James Stokes v Edward Dickens, Burton Lattimer. Mr Rawlings appeared for plaintiff, and Mr Tennant for defendant. This was an action for £2 expenses, consequent on injuries received by plaintiff at defendant's house on the 24th May, 1851.
Pllaintiff stated that on that day he went into the Waggon and Horses public house, which is kept by defendant, and tossed with him for some ale, and that a quarrel ensued, and the landlord struck him a violent blow on the head, but he could not say with what, as he was senseless in consequence. He was unable to work for nine days afterwards. On the following Tuesday, Mr Dickins expressed his sorrow for what had occurred, and offered to pay defendant compensation if he would not take out a summons against him, and an agreement was drawn up in presence of a witness, but defendant kept it, and all he could get from him was 12s.

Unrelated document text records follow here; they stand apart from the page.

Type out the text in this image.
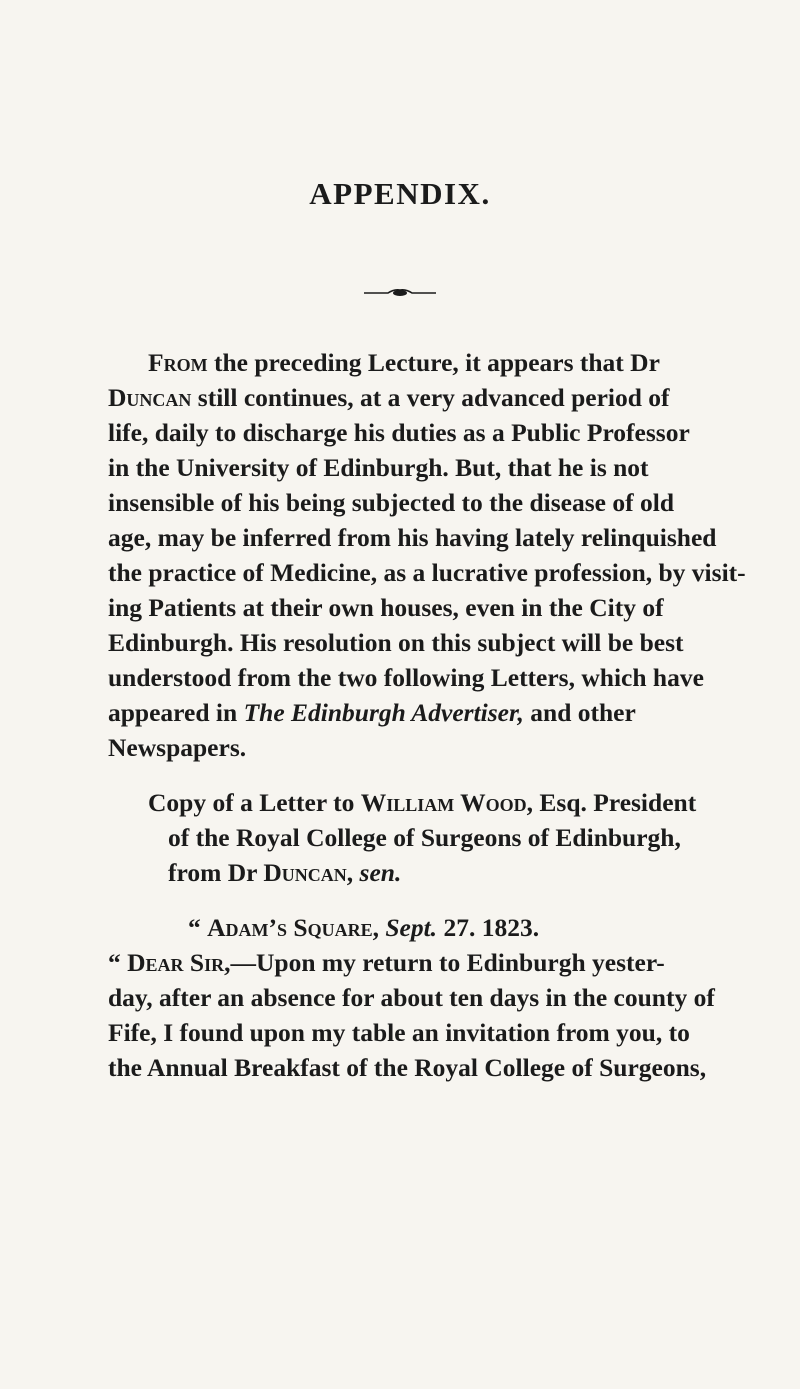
APPENDIX.
From the preceding Lecture, it appears that Dr
Duncan still continues, at a very advanced period of
life, daily to discharge his duties as a Public Professor
in the University of Edinburgh. But, that he is not
insensible of his being subjected to the disease of old
age, may be inferred from his having lately relinquished
the practice of Medicine, as a lucrative profession, by visit-
ing Patients at their own houses, even in the City of
Edinburgh. His resolution on this subject will be best
understood from the two following Letters, which have
appeared in The Edinburgh Advertiser, and other
Newspapers.
Copy of a Letter to William Wood, Esq. President
of the Royal College of Surgeons of Edinburgh,
from Dr Duncan, sen.
“ Adam’s Square, Sept. 27. 1823.
“ Dear Sir,—Upon my return to Edinburgh yester-
day, after an absence for about ten days in the county of
Fife, I found upon my table an invitation from you, to
the Annual Breakfast of the Royal College of Surgeons,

The doctor's bill was £1. 1s., and the (defendant) charged 1s. 4d. per day for loss of time. Besides the time lost through illness he had hindered two days in going backwards and forwards concerning the case.
Defendant said the blow was a slight one, and that he was provoked in consequence of plaintiff ill-treating his wife. He could not bring her forward as a witness as she is now deceased.
Judgment for £1. 5s. in addition to the 12s. received.